Nos anos 1930, treze mulheres de classe média, com roupas discretas e cabelos presos, posam para uma foto. Elas são as primeiras assistentes sociais diplomadas no Brasil, todas brancas, com corações transbordando caridade. Mas no mesmo cenário, destaca-se Maria de Lourdes Nascimento, a primeira assistente social negra do país, que desafia a narrativa dominante. Para ela, o Serviço Social não é mera caridade; é uma luta por direitos em um Brasil marcado pela desigualdade e pelo racismo.
Àquela altura, o país fervilhava de movimentos políticos. Com Vargas no poder e a Frente Negra Brasileira se articulando, Maria observa que a institucionalização do Serviço Social serve para conter as mobilizações das classes trabalhadoras. Como salienta Eliane de Souza Almeida, essa era uma estratégia estatal, e a exclusão de negros e pobres estava enraizada nas práticas da época.
A cor branca era um dos requisitos para atuar na Legião Brasileira de Assistência, que propagava discriminações. As profissionais enxergavam a miséria como um desvio de conduta, enquanto negras e negros eram julgados pela hipersexualidade que a sociedade lhes impunha.
Foi nesse contexto que surgiu a Frente Negra Brasileira (FNB), uma tentativa de integração e valorização da comunidade negra. Com um Departamento de Colocações Domésticas, a FNB empoderava mulheres negras a conhecerem seus direitos, muitas vezes garantindo que sua honestidade fosse reconhecida pelas contratações.
Maria de Lourdes se lança na luta antirracista com atividades políticas, artísticas e educativas. Ao cofundar o Teatro Experimental do Negro (TEN) em 1944 e lançar o jornal Quilombo, ela deu voz à luta das empregadas domésticas. Sua coluna Fala Mulher ecoava a urgência de uma mudança no status dessas trabalhadoras.
Maria convoca mulheres negras a se unirem para transformar a realidade de submissão e exploração. Em maio de 1949, ela organiza o Congresso Nacional de Mulheres Negras, desafiando o silêncio em um tempo em que as trabalhadoras eram privadas de direitos fundamentais. “Inacreditável que em uma era de justiça social, milhares de trabalhadoras estejam em situações servil, sem proteção contra doença, gestação ou velhice”, denuncia Maria.

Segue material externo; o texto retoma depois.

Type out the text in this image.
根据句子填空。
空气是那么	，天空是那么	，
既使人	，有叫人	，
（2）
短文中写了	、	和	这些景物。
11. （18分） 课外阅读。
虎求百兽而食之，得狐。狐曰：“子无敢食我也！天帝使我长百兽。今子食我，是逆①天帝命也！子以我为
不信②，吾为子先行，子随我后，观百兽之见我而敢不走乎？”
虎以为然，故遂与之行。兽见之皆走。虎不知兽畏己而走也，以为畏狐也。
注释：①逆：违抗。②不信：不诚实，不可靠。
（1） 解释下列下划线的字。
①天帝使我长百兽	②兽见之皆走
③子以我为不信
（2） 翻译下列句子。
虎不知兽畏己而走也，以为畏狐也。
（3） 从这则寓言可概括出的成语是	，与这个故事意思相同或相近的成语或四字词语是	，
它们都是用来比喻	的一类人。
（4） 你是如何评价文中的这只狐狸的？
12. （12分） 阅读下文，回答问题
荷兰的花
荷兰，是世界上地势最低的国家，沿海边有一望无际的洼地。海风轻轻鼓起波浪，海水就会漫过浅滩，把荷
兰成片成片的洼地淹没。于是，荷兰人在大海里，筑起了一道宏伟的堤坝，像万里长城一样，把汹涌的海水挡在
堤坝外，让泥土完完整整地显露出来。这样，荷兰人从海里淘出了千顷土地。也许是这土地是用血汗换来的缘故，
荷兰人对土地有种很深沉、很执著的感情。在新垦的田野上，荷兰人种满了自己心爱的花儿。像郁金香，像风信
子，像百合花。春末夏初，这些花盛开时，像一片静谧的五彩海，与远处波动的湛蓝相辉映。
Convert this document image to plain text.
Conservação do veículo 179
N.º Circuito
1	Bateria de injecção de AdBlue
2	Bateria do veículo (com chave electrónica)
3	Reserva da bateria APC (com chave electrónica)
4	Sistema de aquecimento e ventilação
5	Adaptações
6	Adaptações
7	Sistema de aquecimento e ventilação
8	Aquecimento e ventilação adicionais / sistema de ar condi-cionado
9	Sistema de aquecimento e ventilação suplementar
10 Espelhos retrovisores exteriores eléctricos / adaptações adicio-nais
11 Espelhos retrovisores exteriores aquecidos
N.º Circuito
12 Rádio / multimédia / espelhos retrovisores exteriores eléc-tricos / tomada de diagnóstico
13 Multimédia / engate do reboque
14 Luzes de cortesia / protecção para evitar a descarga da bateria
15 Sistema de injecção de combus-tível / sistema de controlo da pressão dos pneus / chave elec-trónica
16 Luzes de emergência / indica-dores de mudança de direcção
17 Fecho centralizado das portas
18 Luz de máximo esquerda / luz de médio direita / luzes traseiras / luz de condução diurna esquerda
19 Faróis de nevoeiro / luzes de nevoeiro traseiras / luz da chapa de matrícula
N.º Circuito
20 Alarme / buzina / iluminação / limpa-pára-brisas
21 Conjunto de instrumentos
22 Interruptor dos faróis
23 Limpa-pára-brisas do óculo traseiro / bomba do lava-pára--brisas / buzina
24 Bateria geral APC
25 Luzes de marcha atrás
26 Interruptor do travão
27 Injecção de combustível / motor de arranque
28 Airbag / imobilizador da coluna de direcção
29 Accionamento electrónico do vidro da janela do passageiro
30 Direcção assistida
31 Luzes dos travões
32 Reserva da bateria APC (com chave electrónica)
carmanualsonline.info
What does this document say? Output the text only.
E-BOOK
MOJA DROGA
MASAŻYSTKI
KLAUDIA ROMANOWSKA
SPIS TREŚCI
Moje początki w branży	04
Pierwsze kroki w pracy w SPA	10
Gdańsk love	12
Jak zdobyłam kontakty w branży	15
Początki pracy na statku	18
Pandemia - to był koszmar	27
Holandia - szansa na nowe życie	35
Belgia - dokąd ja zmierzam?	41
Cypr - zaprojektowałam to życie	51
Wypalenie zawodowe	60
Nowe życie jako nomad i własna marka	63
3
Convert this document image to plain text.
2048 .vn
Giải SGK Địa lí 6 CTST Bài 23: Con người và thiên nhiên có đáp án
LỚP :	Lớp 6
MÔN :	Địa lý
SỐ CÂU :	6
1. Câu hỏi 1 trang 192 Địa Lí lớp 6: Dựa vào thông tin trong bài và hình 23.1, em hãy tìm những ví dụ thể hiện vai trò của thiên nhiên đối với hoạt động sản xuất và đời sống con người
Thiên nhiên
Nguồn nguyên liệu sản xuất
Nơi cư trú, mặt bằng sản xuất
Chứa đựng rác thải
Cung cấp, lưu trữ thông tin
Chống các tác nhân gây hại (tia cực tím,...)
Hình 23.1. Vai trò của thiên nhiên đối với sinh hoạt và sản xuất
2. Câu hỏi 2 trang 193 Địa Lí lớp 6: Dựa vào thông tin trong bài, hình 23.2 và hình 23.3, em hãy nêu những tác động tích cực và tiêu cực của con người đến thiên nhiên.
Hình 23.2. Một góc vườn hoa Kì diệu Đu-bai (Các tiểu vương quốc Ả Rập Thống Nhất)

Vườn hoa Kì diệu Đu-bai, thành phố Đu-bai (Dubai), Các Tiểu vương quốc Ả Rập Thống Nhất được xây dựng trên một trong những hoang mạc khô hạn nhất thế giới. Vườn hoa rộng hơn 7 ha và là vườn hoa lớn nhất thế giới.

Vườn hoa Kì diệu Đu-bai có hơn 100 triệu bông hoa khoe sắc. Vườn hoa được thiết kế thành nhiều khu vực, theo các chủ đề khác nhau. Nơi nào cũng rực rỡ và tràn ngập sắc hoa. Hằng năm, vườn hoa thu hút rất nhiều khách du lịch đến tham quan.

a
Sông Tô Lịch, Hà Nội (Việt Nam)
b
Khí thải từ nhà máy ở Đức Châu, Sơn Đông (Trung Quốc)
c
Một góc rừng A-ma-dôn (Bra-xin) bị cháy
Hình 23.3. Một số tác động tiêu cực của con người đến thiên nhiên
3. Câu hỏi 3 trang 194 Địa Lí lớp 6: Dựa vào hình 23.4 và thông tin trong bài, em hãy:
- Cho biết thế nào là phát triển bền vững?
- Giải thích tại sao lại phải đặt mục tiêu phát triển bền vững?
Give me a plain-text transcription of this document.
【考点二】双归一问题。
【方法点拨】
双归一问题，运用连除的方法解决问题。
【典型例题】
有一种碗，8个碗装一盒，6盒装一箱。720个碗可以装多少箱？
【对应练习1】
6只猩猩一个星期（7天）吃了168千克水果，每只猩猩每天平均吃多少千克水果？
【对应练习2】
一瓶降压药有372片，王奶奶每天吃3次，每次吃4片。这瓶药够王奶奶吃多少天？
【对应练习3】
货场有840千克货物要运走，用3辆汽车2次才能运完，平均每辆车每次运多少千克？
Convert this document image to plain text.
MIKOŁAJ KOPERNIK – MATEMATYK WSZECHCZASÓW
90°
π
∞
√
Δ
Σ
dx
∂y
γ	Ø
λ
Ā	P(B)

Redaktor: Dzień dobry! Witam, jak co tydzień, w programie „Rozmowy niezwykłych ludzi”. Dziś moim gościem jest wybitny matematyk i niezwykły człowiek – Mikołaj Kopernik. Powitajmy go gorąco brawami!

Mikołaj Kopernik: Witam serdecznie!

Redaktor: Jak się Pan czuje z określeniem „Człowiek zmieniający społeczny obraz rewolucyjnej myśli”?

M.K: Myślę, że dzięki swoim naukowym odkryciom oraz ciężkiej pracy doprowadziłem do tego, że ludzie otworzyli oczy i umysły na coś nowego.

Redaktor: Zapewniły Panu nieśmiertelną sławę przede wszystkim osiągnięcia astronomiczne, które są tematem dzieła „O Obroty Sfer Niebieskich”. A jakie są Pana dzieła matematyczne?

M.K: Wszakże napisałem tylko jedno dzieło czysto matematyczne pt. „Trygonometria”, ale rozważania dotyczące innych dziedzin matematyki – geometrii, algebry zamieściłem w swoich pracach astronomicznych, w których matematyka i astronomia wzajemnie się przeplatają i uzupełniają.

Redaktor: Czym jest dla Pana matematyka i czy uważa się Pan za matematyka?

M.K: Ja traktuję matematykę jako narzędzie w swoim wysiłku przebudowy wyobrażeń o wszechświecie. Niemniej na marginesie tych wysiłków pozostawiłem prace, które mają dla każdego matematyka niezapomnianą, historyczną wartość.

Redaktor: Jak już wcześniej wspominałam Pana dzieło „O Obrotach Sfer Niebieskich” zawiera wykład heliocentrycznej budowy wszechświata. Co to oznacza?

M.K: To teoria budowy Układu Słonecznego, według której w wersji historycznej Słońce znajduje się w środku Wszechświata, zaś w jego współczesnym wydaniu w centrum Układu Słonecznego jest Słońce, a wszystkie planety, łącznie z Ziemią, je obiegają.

A durabilidade do controle e preconceito se reflete até na polícia, que fichava as domésticas como forma de proteger os ricos de potenciais roubos. A busca por leis que protegessem essas profissionais é um clamor que ressoou no I Congresso do Negro Brasileiro, realizado no Rio de Janeiro em agosto de 1950.
Maria de Lourdes Nascimento traz uma visão inovadora e destemida, contrária à moralidade conservadora que predominava entre suas contemporâneas. Suas abordagens seguiram influenciando o Serviço Social, permitindo que, na década de 1980, a questão étnico-racial começasse a ser incorporada nos currículos dos cursos da área, resultado de anos de luta dos movimentos sociais.